By Anne Mostue
June 20, 2012
BOSTON — Do you remember Friday nights at the Museum of Science in high school and college? Laser lights, special effects and Pink Floyd and Zeppelin. This summer it's back — but with a local band and a 21st-century touch.
"The technology is video projection, but like video projection on steroids," said David Rabkin, director of the Museum of Science planetarium.
To be exact, it isn't actually a laser show.
"It's all digital video, there's no lasers involved," he explained. "The range of colors and the detail and the motion that we can do now, there's just no comparison. It's a completely different media."
Using the same 3-D digital animation software that engineers at Pixar use, the Museum of Science staff have animated an album's worth of '70s-style rock music by the band Ghosts of Jupiter.

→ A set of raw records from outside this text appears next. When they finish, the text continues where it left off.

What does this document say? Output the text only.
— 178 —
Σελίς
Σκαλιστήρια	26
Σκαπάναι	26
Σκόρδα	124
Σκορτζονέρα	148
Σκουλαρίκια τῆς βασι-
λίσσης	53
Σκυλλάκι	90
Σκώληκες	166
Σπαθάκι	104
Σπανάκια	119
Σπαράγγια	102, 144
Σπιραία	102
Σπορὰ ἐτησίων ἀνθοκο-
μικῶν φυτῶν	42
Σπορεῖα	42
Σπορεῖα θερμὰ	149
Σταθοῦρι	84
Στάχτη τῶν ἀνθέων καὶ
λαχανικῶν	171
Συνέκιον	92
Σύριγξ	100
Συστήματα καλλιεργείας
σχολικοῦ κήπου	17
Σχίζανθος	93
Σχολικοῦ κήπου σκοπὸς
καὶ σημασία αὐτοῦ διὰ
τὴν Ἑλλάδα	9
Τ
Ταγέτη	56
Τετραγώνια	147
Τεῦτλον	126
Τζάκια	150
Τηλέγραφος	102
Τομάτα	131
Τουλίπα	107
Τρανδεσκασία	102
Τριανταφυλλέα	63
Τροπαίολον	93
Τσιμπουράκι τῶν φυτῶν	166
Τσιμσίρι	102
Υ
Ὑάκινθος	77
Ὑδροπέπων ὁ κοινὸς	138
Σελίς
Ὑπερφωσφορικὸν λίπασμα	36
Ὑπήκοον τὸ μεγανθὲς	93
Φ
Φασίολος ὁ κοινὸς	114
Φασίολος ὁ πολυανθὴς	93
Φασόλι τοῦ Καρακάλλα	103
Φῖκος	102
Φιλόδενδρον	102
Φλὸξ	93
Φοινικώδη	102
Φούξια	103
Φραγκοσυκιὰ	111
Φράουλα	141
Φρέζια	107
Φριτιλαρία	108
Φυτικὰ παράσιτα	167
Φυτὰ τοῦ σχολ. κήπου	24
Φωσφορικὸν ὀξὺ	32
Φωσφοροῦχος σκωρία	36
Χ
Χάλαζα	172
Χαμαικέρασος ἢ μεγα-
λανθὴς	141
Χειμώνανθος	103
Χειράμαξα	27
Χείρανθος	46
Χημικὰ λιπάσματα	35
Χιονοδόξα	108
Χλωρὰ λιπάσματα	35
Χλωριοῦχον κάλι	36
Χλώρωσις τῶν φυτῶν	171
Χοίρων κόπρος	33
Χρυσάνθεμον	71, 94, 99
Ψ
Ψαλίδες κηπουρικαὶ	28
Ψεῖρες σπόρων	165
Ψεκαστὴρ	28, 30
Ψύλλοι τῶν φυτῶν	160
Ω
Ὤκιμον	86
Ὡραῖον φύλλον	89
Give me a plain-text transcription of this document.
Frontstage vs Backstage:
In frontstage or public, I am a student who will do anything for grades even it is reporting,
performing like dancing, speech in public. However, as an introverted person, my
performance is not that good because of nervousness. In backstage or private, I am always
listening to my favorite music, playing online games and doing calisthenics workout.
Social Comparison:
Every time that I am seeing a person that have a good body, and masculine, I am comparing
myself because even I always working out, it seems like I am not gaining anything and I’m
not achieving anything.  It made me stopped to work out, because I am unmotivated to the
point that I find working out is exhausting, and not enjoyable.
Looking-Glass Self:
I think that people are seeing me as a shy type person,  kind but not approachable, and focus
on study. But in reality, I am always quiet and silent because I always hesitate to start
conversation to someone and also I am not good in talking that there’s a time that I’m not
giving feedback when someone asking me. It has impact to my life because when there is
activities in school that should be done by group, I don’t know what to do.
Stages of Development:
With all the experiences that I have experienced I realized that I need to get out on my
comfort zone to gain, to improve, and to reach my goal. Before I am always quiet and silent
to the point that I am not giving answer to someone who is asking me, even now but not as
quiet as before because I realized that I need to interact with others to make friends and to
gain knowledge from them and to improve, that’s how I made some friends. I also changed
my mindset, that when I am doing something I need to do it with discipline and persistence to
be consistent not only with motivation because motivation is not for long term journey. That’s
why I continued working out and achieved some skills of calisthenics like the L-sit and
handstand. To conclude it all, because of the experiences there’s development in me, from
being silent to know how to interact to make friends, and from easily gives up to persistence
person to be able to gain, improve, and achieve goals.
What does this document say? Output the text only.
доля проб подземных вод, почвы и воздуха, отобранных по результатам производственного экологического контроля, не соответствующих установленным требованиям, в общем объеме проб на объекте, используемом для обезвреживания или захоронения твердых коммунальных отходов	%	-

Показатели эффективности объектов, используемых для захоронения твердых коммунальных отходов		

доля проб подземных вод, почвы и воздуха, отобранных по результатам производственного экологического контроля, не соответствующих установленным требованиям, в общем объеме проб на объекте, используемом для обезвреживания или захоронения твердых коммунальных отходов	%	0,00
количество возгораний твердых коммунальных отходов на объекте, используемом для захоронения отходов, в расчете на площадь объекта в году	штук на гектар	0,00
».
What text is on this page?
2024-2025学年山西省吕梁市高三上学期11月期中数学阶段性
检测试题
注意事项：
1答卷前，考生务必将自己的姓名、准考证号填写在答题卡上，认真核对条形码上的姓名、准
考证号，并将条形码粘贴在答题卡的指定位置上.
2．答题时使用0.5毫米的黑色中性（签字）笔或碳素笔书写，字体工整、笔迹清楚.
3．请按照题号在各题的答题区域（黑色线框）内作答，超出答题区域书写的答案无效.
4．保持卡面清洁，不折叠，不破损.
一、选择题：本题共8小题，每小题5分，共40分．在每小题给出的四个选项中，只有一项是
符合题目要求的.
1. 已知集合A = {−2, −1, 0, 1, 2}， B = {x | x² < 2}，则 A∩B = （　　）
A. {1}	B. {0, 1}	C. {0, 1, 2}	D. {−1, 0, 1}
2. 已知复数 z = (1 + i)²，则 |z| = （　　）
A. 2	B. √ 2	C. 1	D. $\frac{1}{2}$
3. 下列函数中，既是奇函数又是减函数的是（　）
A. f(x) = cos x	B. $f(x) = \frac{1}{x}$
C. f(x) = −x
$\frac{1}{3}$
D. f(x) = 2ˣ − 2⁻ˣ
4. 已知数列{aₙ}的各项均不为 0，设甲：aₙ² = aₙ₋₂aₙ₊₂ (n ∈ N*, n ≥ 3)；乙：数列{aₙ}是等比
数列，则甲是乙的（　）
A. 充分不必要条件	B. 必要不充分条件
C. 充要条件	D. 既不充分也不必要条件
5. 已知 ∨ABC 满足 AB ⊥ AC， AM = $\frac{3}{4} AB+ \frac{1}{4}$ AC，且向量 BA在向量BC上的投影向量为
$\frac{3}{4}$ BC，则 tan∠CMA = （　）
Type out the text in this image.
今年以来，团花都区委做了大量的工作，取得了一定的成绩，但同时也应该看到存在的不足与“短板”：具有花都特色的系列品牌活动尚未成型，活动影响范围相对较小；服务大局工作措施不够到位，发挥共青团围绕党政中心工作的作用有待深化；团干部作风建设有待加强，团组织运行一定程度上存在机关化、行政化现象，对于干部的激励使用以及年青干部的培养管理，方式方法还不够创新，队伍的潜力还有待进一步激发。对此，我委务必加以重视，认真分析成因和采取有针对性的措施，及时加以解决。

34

The result is a trippy movement through space, the human body and whirling geometric shapes. At times it can even induce a little vertigo.
The show is purely entertainment, Rabkin said, in keeping with the previous, popular laser shows.
"It was sort of this cultural icon, and I think sort of a rite of passage is a good way to think about it. Sort of a touchpoint in Boston," he said.
Rabkin called this the most technologically advanced digital theater in New England, thanks to a $9 million renovation that was completed last year and funded through the Charles Hayden Foundation and private donations.
And he was eager to point out that the museum isn't just for children. The new animation and other planetarium shows are attracting lots of adults, including Ghosts of Jupiter guitarist Johnny Trama.
"When I first came to town I think I was here every weekend. That's why this is like really cool," Trama said. "Back then it was just a couple of squiggly lines in the dark. Now it's — I mean, you're literally flying through space. It's pretty cool."
"The Ghosts of Jupiter: Music Experience" opens June 22 at the Museum of Science.